Readers may recall that the Macarthur wind farm, still the largest operating project in the NEM, has seen its “value” increase every time a piece has changed hands. The reason for this is that buyers are getting a fixed revenue stream and can finance that with ever lower interest rates. The flip side is that it’s AGL making the cash payments every year. We think the negative value of these wind PPAs (revenue less payments) represents the great bulk of AGL’s $138 million at 30 June 2020 onerous contracts provision.
Nor have we talked about the outlook for AGL retail volumes and margins and still less on recent “toe in the water” telcos “initiatives”.
As far as AGL’s historic and consensus forecast EBITDA goes the chart looks as follows:
The shape of consensus earnings which are for the consolidated results of AGL matches our view of coal generation. In regard to FY21 outlook AGL stated at the time of its results presentation;
The underlying NPAT estimate was in the range of $560 – $660 m (mid point $610)
That range includes a $80 – $100 m after tax benefit from insurance claims. (ie the excluding one off underlying profit guidance was $610 – $90 = $520 m)
Wholesale gas margins were expected to be $150 m lower and
Wholesale electricity margins were expected be $150 m lower.
ITK’s “model”, which ignores changes in coal costs that could benefit AGL in FY21 and maybe FY22, would have electricity margins down by $271 million in FY2020 and by a whacking $436 million in FY2022, and a still material $200 million in FY23.

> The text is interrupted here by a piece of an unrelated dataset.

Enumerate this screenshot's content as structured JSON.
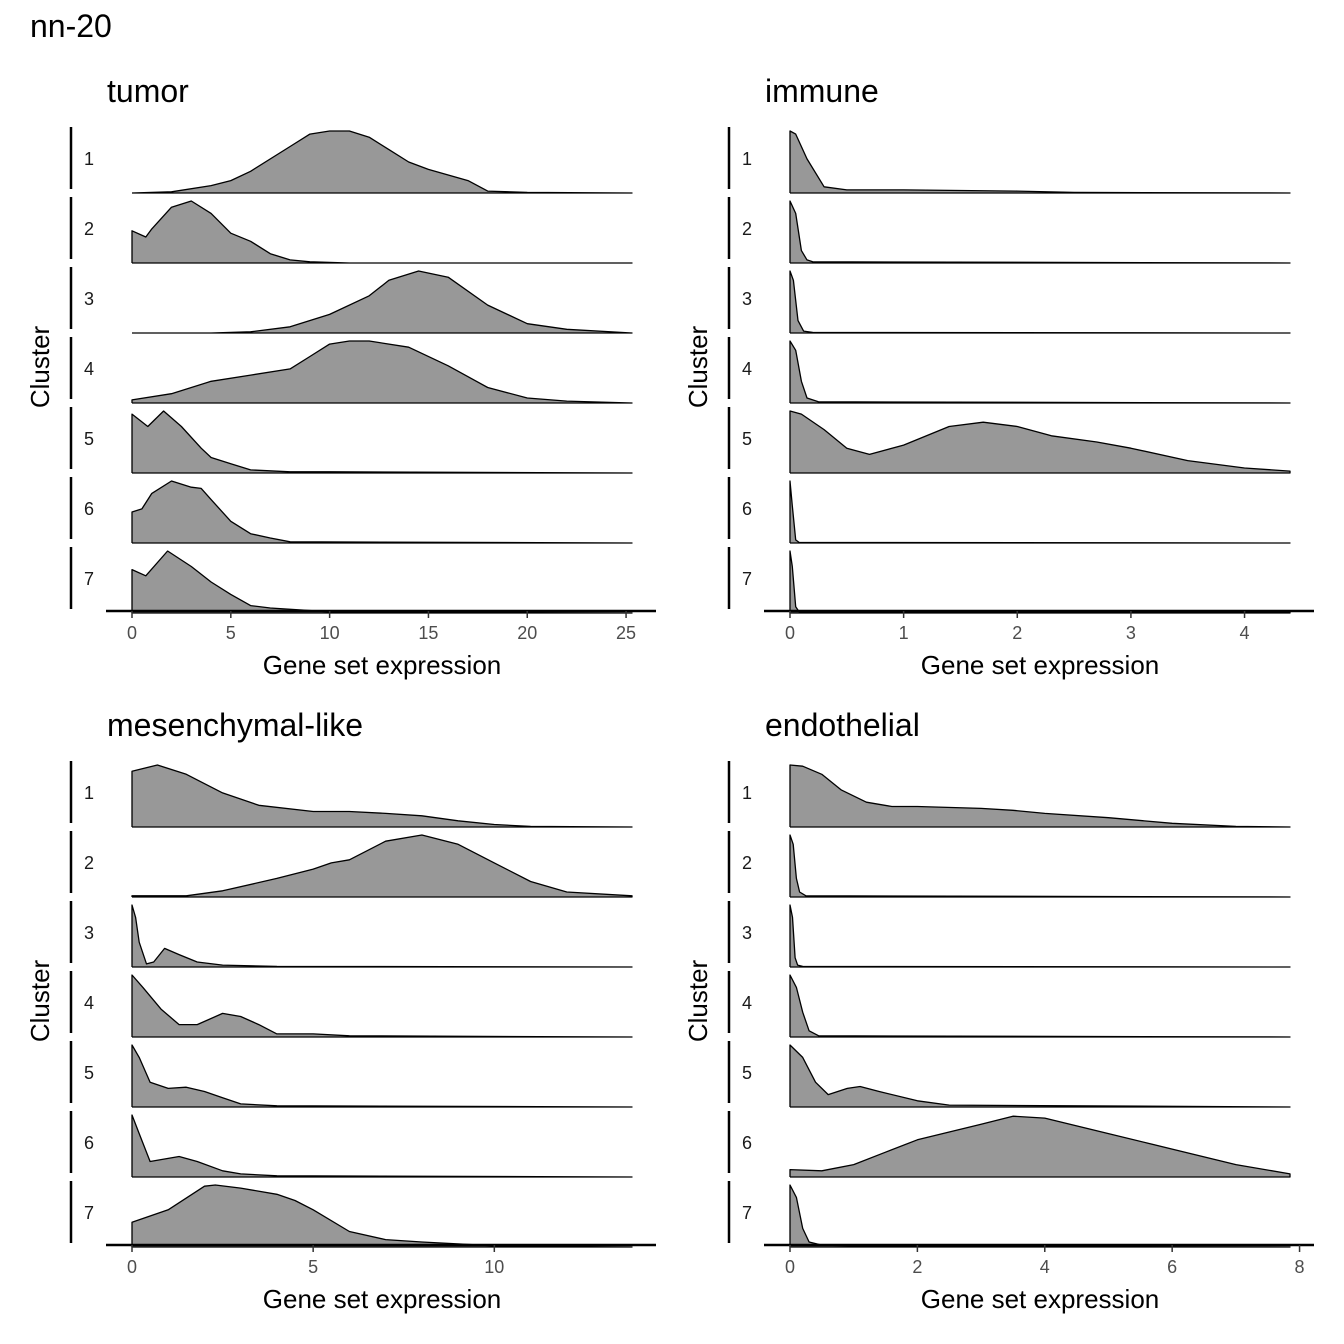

So in the extremely unlikely event that ITK’s very simple sensitivity was capturing what’s going on we would see consensus as still on the high side, or alternatively that there is upside in those out years from factors we haven’t considered in this note. Without having had the benefit of discussing these numbers with management, and that could well lead to a better and revised understanding, our view is that the preponderance of risk is to the downside compared to consensus.
Other things could change the outlook. The most likely, in ITK’s view, is early closure of a generator as well as Liddell. Although that wouldn’t happen before 2025 prices could react well before that. ITK’s broad estimate is that the closure of a typical generator would move prices up by say $10-$15 MWh for a couple of years. The market is much better prepared for another closure as compared to Hazelwood.
David Leitch is a regular contributor to Renew Economy. He is principal at ITK, specialising in analysis of electricity, gas and decarbonisation drawn from 33 years experience in stockbroking research & analysis for UBS, JPMorgan and predecessor firms.